In pharmacies, it is sold as tea. In the old days, they were treated for heart, bronchitis, toothache, and it was also a sedative and anesthetic.

It grows in Central Asia...

Tea from it in cold days reminds of the past summer, mountain herbs, free steppe, sun, turquoise sky.

Deer say they eat this grass during their illnesses, and that's the name that comes from it, but whether it is true or fiction is difficult to judge. Maybe just folklore.

Somehow I caught a cold, and the work came over the roof, it was necessary to upload a digital map for the reconstruction of a separate section of the Silk Road and a caravanserai of 7-11 centuries. The matter is simple, to get up on your feet in one day, if the cold is mild. The main thing is not to start the disease. Tthen I remembered the tea with which I regaled in a distant mountain village, a forester from the reserve.

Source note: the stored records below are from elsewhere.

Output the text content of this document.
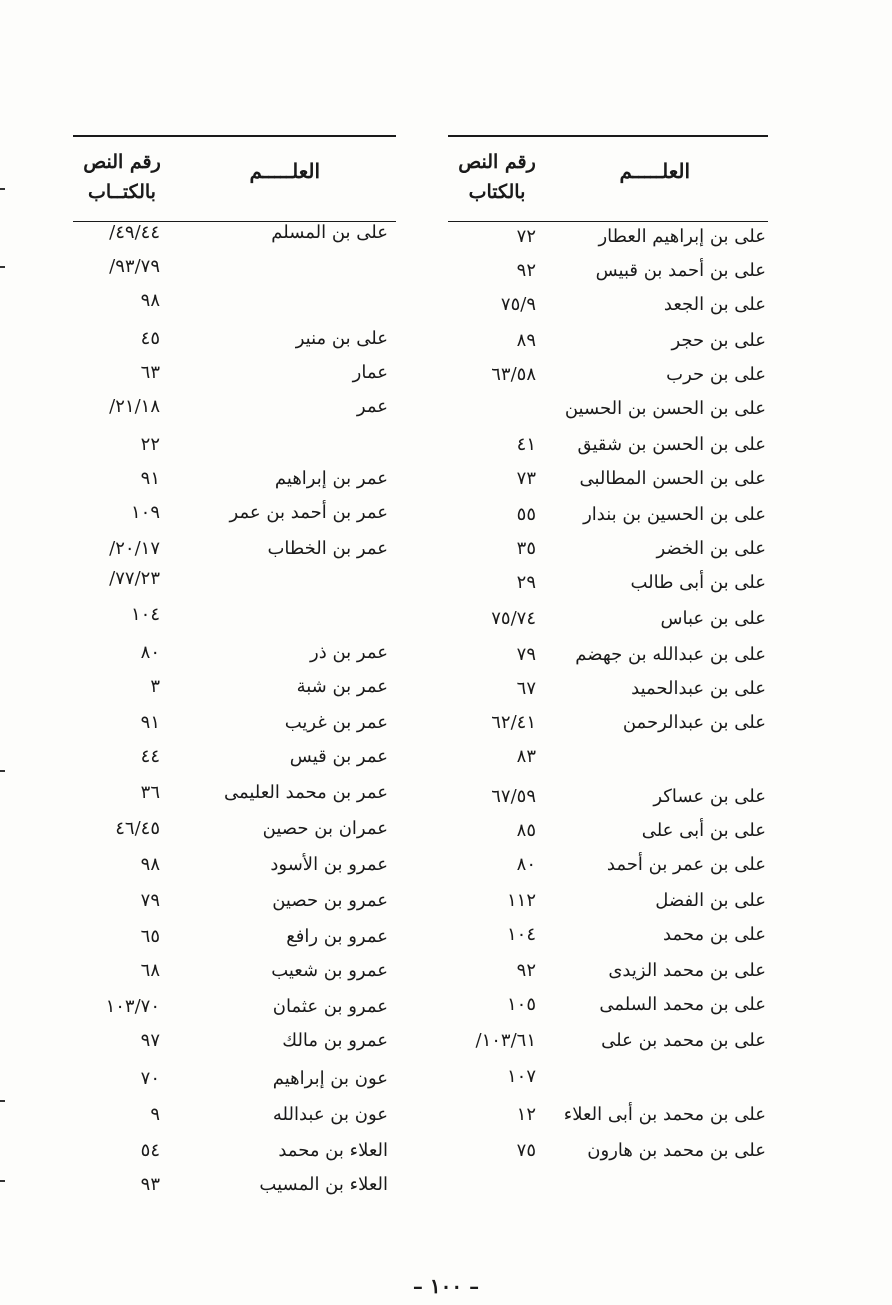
العلـــــم
رقم النص
بالكتاب
على بن إبراهيم العطار
٧٢
على بن أحمد بن قبيس
٩٢
على بن الجعد
٧٥/٩
على بن حجر
٨٩
على بن حرب
٦٣/٥٨
على بن الحسن بن الحسين
على بن الحسن بن شقيق
٤١
على بن الحسن المطالبى
٧٣
على بن الحسين بن بندار
٥٥
على بن الخضر
٣٥
على بن أبى طالب
٢٩
على بن عباس
٧٥/٧٤
على بن عبدالله بن جهضم
٧٩
على بن عبدالحميد
٦٧
على بن عبدالرحمن
٦٢/٤١
٨٣
على بن عساكر
٦٧/٥٩
على بن أبى على
٨٥
على بن عمر بن أحمد
٨٠
على بن الفضل
١١٢
على بن محمد
١٠٤
على بن محمد الزيدى
٩٢
على بن محمد السلمى
١٠٥
على بن محمد بن على
١٠٣/٦١/
١٠٧
على بن محمد بن أبى العلاء
١٢
على بن محمد بن هارون
٧٥
العلـــــم
رقم النص
بالكتــاب
على بن المسلم
٤٩/٤٤/
٩٣/٧٩/
٩٨
على بن منير
٤٥
عمار
٦٣
عمر
٢١/١٨/
٢٢
عمر بن إبراهيم
٩١
عمر بن أحمد بن عمر
١٠٩
عمر بن الخطاب
٢٠/١٧/
٧٧/٢٣/
١٠٤
عمر بن ذر
٨٠
عمر بن شبة
٣
عمر بن غريب
٩١
عمر بن قيس
٤٤
عمر بن محمد العليمى
٣٦
عمران بن حصين
٤٦/٤٥
عمرو بن الأسود
٩٨
عمرو بن حصين
٧٩
عمرو بن رافع
٦٥
عمرو بن شعيب
٦٨
عمرو بن عثمان
١٠٣/٧٠
عمرو بن مالك
٩٧
عون بن إبراهيم
٧٠
عون بن عبدالله
٩
العلاء بن محمد
٥٤
العلاء بن المسيب
٩٣
– ١٠٠ –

Tea was made from mint and crystalline sugar. We have such traditional sugar, crystalline. Some authors claim that some spices are added to it, or even it is cooked in grape juice. Probably such sugar exists, but not in the usual sale, but is made to order by restaurants or teahouses.

Ordinary crystal sugar is sold in supermarkets and markets. It is made from sugar syrup, tying a lot of cotton strings over the boiler, where sugar then crystallizes.

Some people write that this product is environmentally friendly, it's curious how sugar can be? However, it is this sugar that has some healing properties, for example, it strengthens with diarrhea. Black tea with this sugar well helps or boiling water infused on this sugar with mint or basil, contributes to excessive sweating, which is good for colds.

It should be remembered that each person is unique, has its own contraindications, and apply these or other healing properties of products, only after the "approval" of a qualified attending physician.